Ma è proprio questa la funzione del profeta: dirci come muoverci e dove andare quando il dolore, la fatica o l’errore annebbia la nostra vista; quando tutti percorrono scorciatoie che allontanano dalla mèta e quando si è tentati dal seguire la folla, la moda o le emozioni del momento. Giovanni Battista è il profeta che spiega a chi cerca un senso al proprio vivere che solo Gesù ci dice chi siamo e ci indica dove andare e come procedere.
Ma per sentire la voce di Giovanni Battista è necessario uscire dal rumore della folla e decidere – una volta per tutte – di entrare in quello spazio di silenzio, di serietà, di raccoglimento e di spiritualità autentica che si chiama deserto. Chi cerca la verità su sé stesso incontra la risposta ai suoi dubbi e alle sue speranze – Gesù di Nazaret – solo se ha il coraggio di uscire dalle sue paure per attraversare il deserto-silenzio che immette nella gioia generata dal vivere con Lui e per Lui (che significa, poi, vivere con i fratelli e per i fratelli!).
Preghiamo spesso, come chiesa, perché il buon Do susciti vocazioni sacerdotali e religiose per le nostre comunità. Preghiamo meno (quasi mai) perché il buon Dio ci apra gli occhi e ci faccia incontrare i profeti che, ancora oggi, sono in grado di consegnarci le parole giuste per vivere allontanandoci dalla superficialità che tutto brucia e distrugge.
Il profeta non si si sostituisce a Gesù. Non gli copre la voce e la Parola. Con le sue parole, però, il profeta avvicina la nostra vita alla presenza che libera e che salva. Per usare le parole di Giovanni Battista: ci ricorda che dopo di lui viene uno più forte di lui che ci cerca per immergere le nostre vite nell’amore di Dio che ci ama per primo. Ed è di questi profeti che abbiamo bisogno. Soprattutto oggi che anneghiamo tra parole inutili, false o al solo servizio della pubblicità o della ricerca del consenso.
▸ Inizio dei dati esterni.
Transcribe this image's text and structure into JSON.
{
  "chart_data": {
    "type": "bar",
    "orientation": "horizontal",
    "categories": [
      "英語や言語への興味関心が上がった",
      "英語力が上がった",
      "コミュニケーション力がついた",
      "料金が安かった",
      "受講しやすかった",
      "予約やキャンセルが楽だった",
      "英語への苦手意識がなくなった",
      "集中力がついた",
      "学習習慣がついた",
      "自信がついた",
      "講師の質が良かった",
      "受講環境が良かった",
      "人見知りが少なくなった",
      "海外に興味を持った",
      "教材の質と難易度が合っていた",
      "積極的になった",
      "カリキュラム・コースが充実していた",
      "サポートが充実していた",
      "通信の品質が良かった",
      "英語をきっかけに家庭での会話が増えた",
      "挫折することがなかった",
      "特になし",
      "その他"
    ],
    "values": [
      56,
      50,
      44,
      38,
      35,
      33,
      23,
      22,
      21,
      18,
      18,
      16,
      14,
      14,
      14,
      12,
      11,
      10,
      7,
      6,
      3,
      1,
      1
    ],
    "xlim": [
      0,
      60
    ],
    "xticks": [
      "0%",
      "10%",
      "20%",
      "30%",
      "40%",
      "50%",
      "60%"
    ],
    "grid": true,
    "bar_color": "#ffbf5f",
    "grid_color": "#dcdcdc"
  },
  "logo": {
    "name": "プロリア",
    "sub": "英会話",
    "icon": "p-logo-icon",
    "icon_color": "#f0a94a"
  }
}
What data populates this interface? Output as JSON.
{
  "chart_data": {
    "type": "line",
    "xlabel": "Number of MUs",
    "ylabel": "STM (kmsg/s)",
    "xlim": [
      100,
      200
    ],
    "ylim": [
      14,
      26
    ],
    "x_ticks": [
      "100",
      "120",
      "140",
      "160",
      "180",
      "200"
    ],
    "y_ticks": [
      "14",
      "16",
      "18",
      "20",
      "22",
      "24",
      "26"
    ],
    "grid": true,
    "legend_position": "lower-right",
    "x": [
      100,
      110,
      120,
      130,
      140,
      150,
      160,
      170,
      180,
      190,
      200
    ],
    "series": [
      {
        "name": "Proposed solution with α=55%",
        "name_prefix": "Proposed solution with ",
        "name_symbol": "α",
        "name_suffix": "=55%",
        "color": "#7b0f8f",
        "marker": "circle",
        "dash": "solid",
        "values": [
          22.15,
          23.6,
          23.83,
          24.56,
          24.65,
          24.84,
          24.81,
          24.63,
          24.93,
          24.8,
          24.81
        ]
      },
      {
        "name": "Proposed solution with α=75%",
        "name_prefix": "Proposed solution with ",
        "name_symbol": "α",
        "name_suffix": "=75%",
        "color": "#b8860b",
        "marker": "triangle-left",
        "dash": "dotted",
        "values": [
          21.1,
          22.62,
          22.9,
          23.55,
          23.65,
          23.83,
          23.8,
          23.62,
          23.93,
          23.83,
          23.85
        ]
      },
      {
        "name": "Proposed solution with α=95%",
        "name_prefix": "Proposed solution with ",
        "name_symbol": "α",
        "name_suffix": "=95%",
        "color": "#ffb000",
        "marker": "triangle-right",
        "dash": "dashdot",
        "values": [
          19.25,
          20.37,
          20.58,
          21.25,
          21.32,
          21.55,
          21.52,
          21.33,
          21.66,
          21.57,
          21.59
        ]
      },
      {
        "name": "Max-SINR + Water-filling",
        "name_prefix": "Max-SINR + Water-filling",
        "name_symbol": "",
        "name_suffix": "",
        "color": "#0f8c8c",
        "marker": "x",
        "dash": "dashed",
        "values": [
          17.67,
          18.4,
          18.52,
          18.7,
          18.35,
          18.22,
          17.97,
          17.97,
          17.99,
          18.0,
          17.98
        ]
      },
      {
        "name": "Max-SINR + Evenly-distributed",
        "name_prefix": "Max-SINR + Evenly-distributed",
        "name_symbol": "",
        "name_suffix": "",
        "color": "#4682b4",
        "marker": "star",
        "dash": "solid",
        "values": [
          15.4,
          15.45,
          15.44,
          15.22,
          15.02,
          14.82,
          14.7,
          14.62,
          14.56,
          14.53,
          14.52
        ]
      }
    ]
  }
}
Abbiamo bisogno di profeti che ci insegnino ad ascoltare la sola Parola che ci insegna a tacere e a parlare; a fare silenzio e a fare rumore; a piangere e a rialzarsi; a difendere la propria famiglia, ma ad aprirsi anche alla comunità tutta e alla fraternità universale.
Abbiamo bisogno di profeti che ci ricordino che la fragilità è forza se non entra nella spirale della violenza e che camminare sotto la pioggia è il solo modo per andare avanti e per scoprire che, inevitabilmente e grazie a Dio, le lacrime non hanno il potere – mai – di indurire il cuore e di spegnere la bellezza del sorriso.
Il sacrifico di Giulia non è stato inutile. Ci ha fatto scorgere profeti in mezzo a noi capaci di riportarci alla forza del Vangelo, alla bellezza di Giovanni Battista e dei suoi successori che Dio ci dona perché ognuno di noi incontri il senso della vita.
Preghiera dei piccoli
Caro Gesù, a scuola abbiamo studiato che la parola “vangelo” significa “buona notizia” ed era usata dai romani per dare a tutti l’annuncio di una vittoria in guerra. Chissà quali “buone notizie” possono nascere da guerre, morti e distruzioni varie. Ed è per questo motivo che gli evangelisti prendono la parola usata dall’Imperatore e la saldano a Te, Gesù: per dire a tutto il mondo che nessun imperatore ci salva e che solo Tu, Gesù, sei la buona notizia che tutti cerchiamo.
Gesù lo sai: sono in tanti i grandi che non guardano più il telegiornale perché stanchi delle brutte notizie.
Gesù, aiutami a capire che solo Tu ci porti la buona notizia che ci salva. E rendimi un tuo postino: pronto a portare la Tua gioia a chi sta male.
Gesù è la prima volta che mi preparo al Natale con l’aiuto del Vangelo e della mia comunità.